We are using Bay Wheels's trip data that is available for public use and is provided according to the Bay Wheels License Agreement. The dataset provides each trip's anonymized data and includes the trip, location, and user details. The dataset is available to download from https://s3.amazonaws.com/fordgobike-data/index.html
Files were downloaded using 'requests' api which after unzipping and reading were all merged into a single dataframe. Basic data cleaning steps were performed like fixing the data types, adding new fields, removing the once not required etc.
The dataset provides each trip's anonymized data and include fields like:
Trip Duration (seconds)
Start Time and Date
End Time and Date
Start Station ID
Start Station Name
Start Station Latitude
Start Station Longitude
End Station ID
End Station Name
End Station Latitude
End Station Longitude
Bike ID
User Type (Subscriber or Customer – “Subscriber” = Member or “Customer” = Casual)
Member Year of Birth
Member Gender
As part of the analyses, we found that most of the trips were taken during the weekdays through out the month and were at peak duing the mornings 8am and evenings 5pm. We also observed that the trips were dropped during summer (May-June) and winter (Nov-Dec) weathers.
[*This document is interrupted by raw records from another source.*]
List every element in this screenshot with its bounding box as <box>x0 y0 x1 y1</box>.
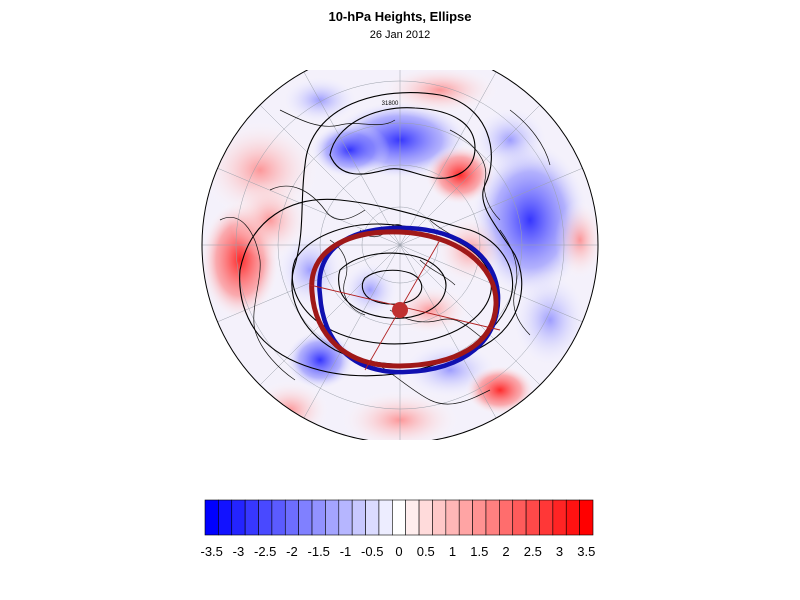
colorbar-tick-label: 1.5 <box>470 544 489 559</box>
map-title: 10-hPa Heights, Ellipse <box>328 9 472 24</box>
map-boundary <box>201 70 599 440</box>
colorbar-tick-label: -2.5 <box>254 544 277 559</box>
colorbar-bin <box>405 499 420 536</box>
colorbar-tick-label: -3 <box>232 544 245 559</box>
colorbar-bin <box>231 499 246 536</box>
colorbar-bin <box>485 499 500 536</box>
colorbar-tick-label: 0 <box>395 544 403 559</box>
colorbar-bin <box>539 499 554 536</box>
colorbar-bin <box>458 499 473 536</box>
colorbar-bin <box>284 499 299 536</box>
colorbar-bin <box>218 499 233 536</box>
colorbar-bin <box>338 499 353 536</box>
colorbar-bin <box>351 499 366 536</box>
colorbar-tick-label: 0.5 <box>416 544 435 559</box>
colorbar-bin <box>271 499 286 536</box>
colorbar-bin <box>365 499 380 536</box>
colorbar-bin <box>472 499 487 536</box>
graticule <box>202 70 598 440</box>
colorbar-tick-label: 1 <box>448 544 457 559</box>
colorbar-tick-label: -3.5 <box>200 544 223 559</box>
colorbar-bin <box>311 499 326 536</box>
reference-ellipse <box>309 229 499 369</box>
colorbar-tick-label: -0.5 <box>361 544 384 559</box>
colorbar-bin <box>432 499 447 536</box>
colorbar-tick-label: 3.5 <box>577 544 596 559</box>
colorbar-bin <box>445 499 460 536</box>
colorbar-tick-label: -1 <box>339 544 352 559</box>
colorbar-bin <box>258 499 273 536</box>
colorbar-bin <box>378 499 393 536</box>
colorbar-bin <box>204 499 219 536</box>
colorbar-bin <box>579 499 594 536</box>
colorbar-bin <box>525 499 540 536</box>
ellipse-center-marker <box>392 302 408 318</box>
colorbar-bin <box>325 499 340 536</box>
height-contours <box>239 92 523 377</box>
colorbar-tick-label: -2 <box>286 544 298 559</box>
colorbar-bin <box>298 499 313 536</box>
map-date: 26 Jan 2012 <box>369 29 431 41</box>
colorbar-bin <box>512 499 527 536</box>
colorbar-bin <box>552 499 567 536</box>
colorbar-tick-label: 3 <box>555 544 564 559</box>
contour-label: 31800 <box>382 101 399 107</box>
colorbar-bin <box>499 499 514 536</box>
colorbar-bin <box>244 499 259 536</box>
colorbar-bin <box>418 499 433 536</box>
polar-map: 31800 <box>201 70 599 440</box>
colorbar-bin <box>392 499 406 536</box>
colorbar-tick-label: 2 <box>502 544 510 559</box>
colorbar-bin <box>565 499 580 536</box>
colorbar-tick-label: 2.5 <box>523 544 542 559</box>
colorbar-tick-label: -1.5 <box>307 544 330 559</box>
colorbar <box>204 499 594 536</box>
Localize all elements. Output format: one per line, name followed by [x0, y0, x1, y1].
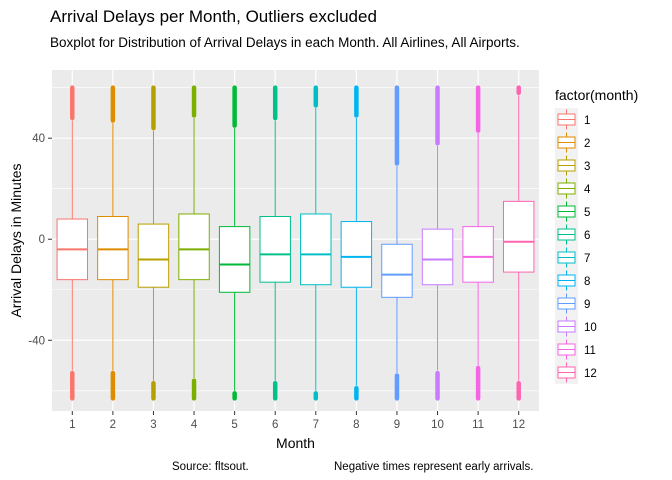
box-iqr [97, 216, 129, 281]
legend-item-8: 8 [555, 269, 590, 292]
y-tick-label: -40 [28, 335, 45, 347]
x-tick-label: 9 [394, 419, 400, 431]
legend-label: 11 [584, 345, 596, 357]
legend-item-4: 4 [555, 177, 591, 200]
legend-item-12: 12 [555, 361, 597, 384]
box-iqr [137, 223, 170, 288]
x-axis-title: Month [276, 435, 315, 451]
box-iqr [381, 243, 413, 298]
legend-item-5: 5 [555, 200, 590, 223]
y-tick-label: 40 [32, 133, 45, 145]
x-tick-label: 12 [512, 419, 525, 431]
legend-title: factor(month) [555, 87, 638, 103]
chart-subtitle: Boxplot for Distribution of Arrival Dela… [50, 35, 520, 50]
box-iqr [259, 216, 291, 283]
legend-item-1: 1 [555, 108, 590, 131]
legend-label: 7 [584, 253, 590, 265]
box-month-9 [381, 85, 413, 401]
legend-label: 12 [584, 368, 597, 380]
legend-item-10: 10 [555, 315, 597, 338]
caption-source: Source: fltsout. [172, 461, 249, 473]
chart-title: Arrival Delays per Month, Outliers exclu… [50, 7, 377, 26]
x-tick-label: 7 [313, 419, 319, 431]
box-iqr [340, 221, 373, 288]
legend-item-11: 11 [555, 338, 596, 361]
box-month-5 [218, 85, 251, 401]
legend-label: 6 [584, 230, 590, 242]
legend-label: 9 [584, 299, 590, 311]
legend-item-6: 6 [555, 223, 590, 246]
box-iqr [421, 228, 454, 286]
x-tick-label: 2 [110, 419, 116, 431]
x-tick-label: 1 [69, 419, 75, 431]
legend-label: 5 [584, 207, 590, 219]
legend-label: 4 [584, 184, 591, 196]
plot-panel [52, 70, 539, 411]
box-month-4 [178, 85, 210, 401]
box-month-10 [421, 85, 454, 401]
box-iqr [178, 213, 210, 281]
x-tick-label: 6 [272, 419, 278, 431]
legend-label: 10 [584, 322, 597, 334]
x-tick-label: 11 [472, 419, 484, 431]
caption-note: Negative times represent early arrivals. [334, 461, 533, 473]
box-month-1 [56, 85, 89, 401]
legend-label: 2 [584, 138, 590, 150]
x-tick-label: 10 [431, 419, 444, 431]
legend-label: 1 [584, 115, 590, 127]
legend-item-2: 2 [555, 131, 590, 154]
box-iqr [502, 200, 535, 273]
x-tick-label: 3 [150, 419, 156, 431]
legend-item-3: 3 [555, 154, 590, 177]
box-iqr [218, 226, 251, 293]
box-iqr [462, 226, 494, 283]
box-month-7 [300, 85, 332, 401]
legend-item-9: 9 [555, 292, 590, 315]
y-tick-label: 0 [39, 234, 45, 246]
legend-label: 8 [584, 276, 590, 288]
box-month-6 [259, 85, 291, 401]
x-tick-label: 4 [191, 419, 198, 431]
box-month-2 [97, 85, 129, 401]
box-month-3 [137, 85, 170, 401]
legend-item-7: 7 [555, 246, 590, 269]
box-month-11 [462, 85, 494, 401]
box-month-8 [340, 85, 373, 401]
y-axis-title: Arrival Delays in Minutes [8, 163, 24, 317]
box-month-12 [502, 85, 535, 401]
legend-label: 3 [584, 161, 590, 173]
box-iqr [300, 213, 332, 286]
x-tick-label: 8 [353, 419, 359, 431]
x-tick-label: 5 [231, 419, 237, 431]
box-layer [56, 85, 535, 401]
A drop in the trips were also seen around 11/2018 which were agin picked up after 01/2019.
Further interesting observations were the males having ~67% higher trips than females and the age group 20-40 having 68% of the total trips.
There were top 3 stations spotted which had way too many trips when compared to others pointing us in a direction that these stations are most frequently visited. The comparison between subscribers and customers showed subscribers having 82% of the trips which could be related back to high trips on weekdays 8 am and 5 pm and to same stations. An hypothesis could be generated here that most of the subscribers take daily trips to the work or schools. Moreover, the avg. trip duration for 75% of the trips were within 15 mins which could mean subscribers either live close by to their destinations or drive to the start station for a shorter trip. The avg. duration for customers however, was quite higher and esecially from 1am to 4am we could observe 25-35 min trip which could mean they mostly are exploring the bikes and/or are one-time riders.